We have applied the contiguous-pixel test described in this paper to the suitcases (about 300) we have scanned with our neutron spectrometer. This includes 134 suitcases from a recent FAA-administered blind test, which is described in another paper presented at the present conference4. The fewest number of errors was obtained by setting the alarm threshold at a combined probability of 0.2. Using this test the ordering of suitcases by explosive probability is not significantly different, except for a few cases, from the ordering we would choose after visual inspection of the pixel maps. In cases where our judgement differed from the objective test, we were making use of additional information provided by our analysis, including total projected number densities, goodness of fits (reduced chi-square), and effective Z-values (obtained from ratios of gamma and neutron attenuations5). We are exploring ways of incorporating this extra information into the contiguous-pixel algorithm.

Simulations of FNTS have also been reported6 by a group at Argonne National Laboratory. They have investigated explosives detection based on 3- and 5-view neutron-transmission tomography. Single slices through a suitcase are constructed from randomly placed two-dimensional objects with simple geometrical shapes, such as ellipses and rectangles.
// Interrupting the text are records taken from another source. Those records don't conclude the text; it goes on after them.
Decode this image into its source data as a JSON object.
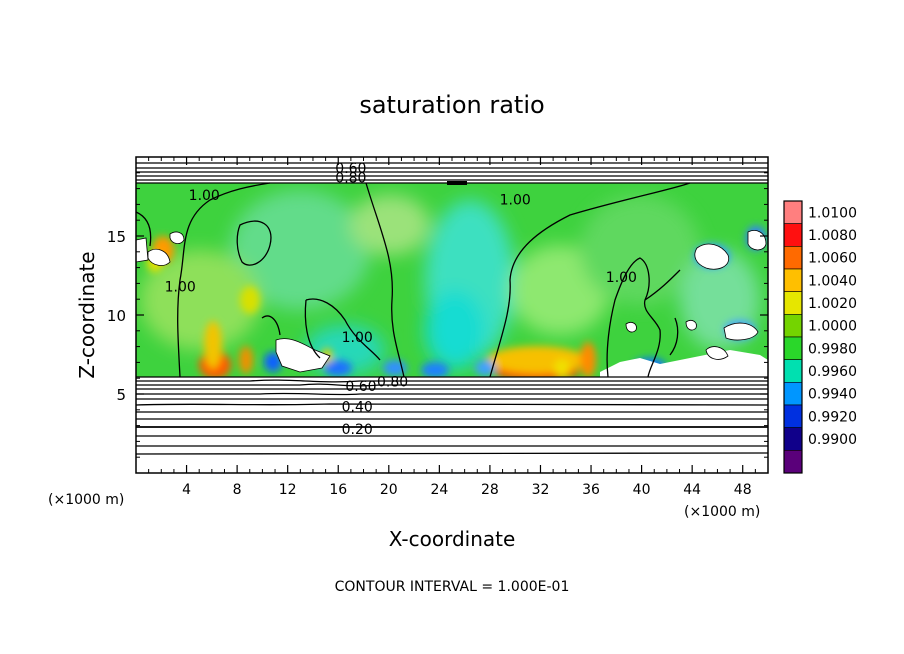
{
  "chart_data": {
    "type": "heatmap",
    "title": "saturation ratio",
    "xlabel": "X-coordinate",
    "ylabel": "Z-coordinate",
    "x_unit_left": "(×1000 m)",
    "x_unit_right": "(×1000 m)",
    "xlim": [
      0,
      50
    ],
    "ylim": [
      0,
      20
    ],
    "x_ticks": [
      4,
      8,
      12,
      16,
      20,
      24,
      28,
      32,
      36,
      40,
      44,
      48
    ],
    "y_ticks": [
      5,
      10,
      15
    ],
    "grid": false,
    "footer": "CONTOUR INTERVAL = 1.000E-01",
    "colorbar": {
      "levels": [
        "1.0100",
        "1.0080",
        "1.0060",
        "1.0040",
        "1.0020",
        "1.0000",
        "0.9980",
        "0.9960",
        "0.9940",
        "0.9920",
        "0.9900"
      ],
      "colors": [
        "#ff7f7f",
        "#ff1010",
        "#ff6a00",
        "#ffbf00",
        "#e6e600",
        "#74d400",
        "#2ad72a",
        "#00e0b0",
        "#0096ff",
        "#0030e0",
        "#10008a",
        "#5a007a"
      ]
    },
    "contour_labels": [
      {
        "text": "0.60",
        "x": 17.0,
        "z": 19.3
      },
      {
        "text": "0.80",
        "x": 17.0,
        "z": 18.7
      },
      {
        "text": "1.00",
        "x": 5.4,
        "z": 17.6
      },
      {
        "text": "1.00",
        "x": 30.0,
        "z": 17.3
      },
      {
        "text": "1.00",
        "x": 3.5,
        "z": 11.8
      },
      {
        "text": "1.00",
        "x": 38.4,
        "z": 12.4
      },
      {
        "text": "1.00",
        "x": 17.5,
        "z": 8.6
      },
      {
        "text": "0.80",
        "x": 20.3,
        "z": 5.8
      },
      {
        "text": "0.60",
        "x": 17.8,
        "z": 5.5
      },
      {
        "text": "0.40",
        "x": 17.5,
        "z": 4.2
      },
      {
        "text": "0.20",
        "x": 17.5,
        "z": 2.8
      }
    ],
    "cloud_layer_z": [
      6.2,
      18.2
    ]
  }
}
In that work discrimination is based on the amount of explosive that could be made from reconstructed number densities of H, C, N, and O.


This work is the result of collaborations with H. W. Lefevre, J. C. Overley, R. J. Rasmussen, R. M. S. Schofield, and M. C. Chmelik. The work was supported by the FAA Technical Center through Grant No. 94-G-020.


1. J. C. Overley, M. S. Chmelik, R. J. Rasmussen, R. M. S. Schofield, and H. W. Lefevre, "Detection of Explosives through Fast-Neutron Time-of-Flight Measurements," Report No. DOT/FAA/CT-94/103, 54 pp, (National Technical Information Center, Springfield VA 22161) 1994.

2. H. W. Lefevre, R. J. Rasmussen, M. S. Chmelik, R. M. S. Schofield, G. E. Sieger, and J. C. Overley, "Using a fast-neutron spectrometer system to candle luggage for hidden explosives," Proceedings of the 5th International Conference on Applications of Nuclear Techniques, Crete, Greece, 1996. To be published by SPIE, The International Society for Optical Engineering.

3. H. W. Lefevre, M. S. Chmelik, R. J. Rasmussen, R. M. S. Schofield, and J. C. Overley, "Using a fast-neutron spectrometer system to candle luggage for hidden explosives. Can it be made practical for first-line airport use?" Proceedings of the present conference.

4. J. C. Overley, M. S. Chmelik, R. J. Rasmussen, G. E. Sieger, R. M. S. Schofield, and H. W. Lefevre, "Results of blind tests for explosives in luggage using fast-neutron transmission spectroscopy (FNTS)," proceedings of the present conference.

5. R. J. Rasmussen, W. S. Fanselow, H. W. Lefevre, M. S. Chmelik, J. C. Overley, A. P. Brown, G. E. Sieger, and R. M. Schofield, "Average Z of Heterogeneous Mixtures from the Ratio of Gamma to Fast-neutron Attenuations," submitted to Nucl. Inst. Methods.

6. C. L. Fink, P. G. Humm, M. M. Martin, and B. J. Micklich, "Evaluation of Few-View Reconstruction Parameters for Illicit Substance Detection using Fast-Neutron Transmission Spectroscopy," IEEE Trans. Nucl. Sci., Vol 43, pp. 1352-1356 (June 1996).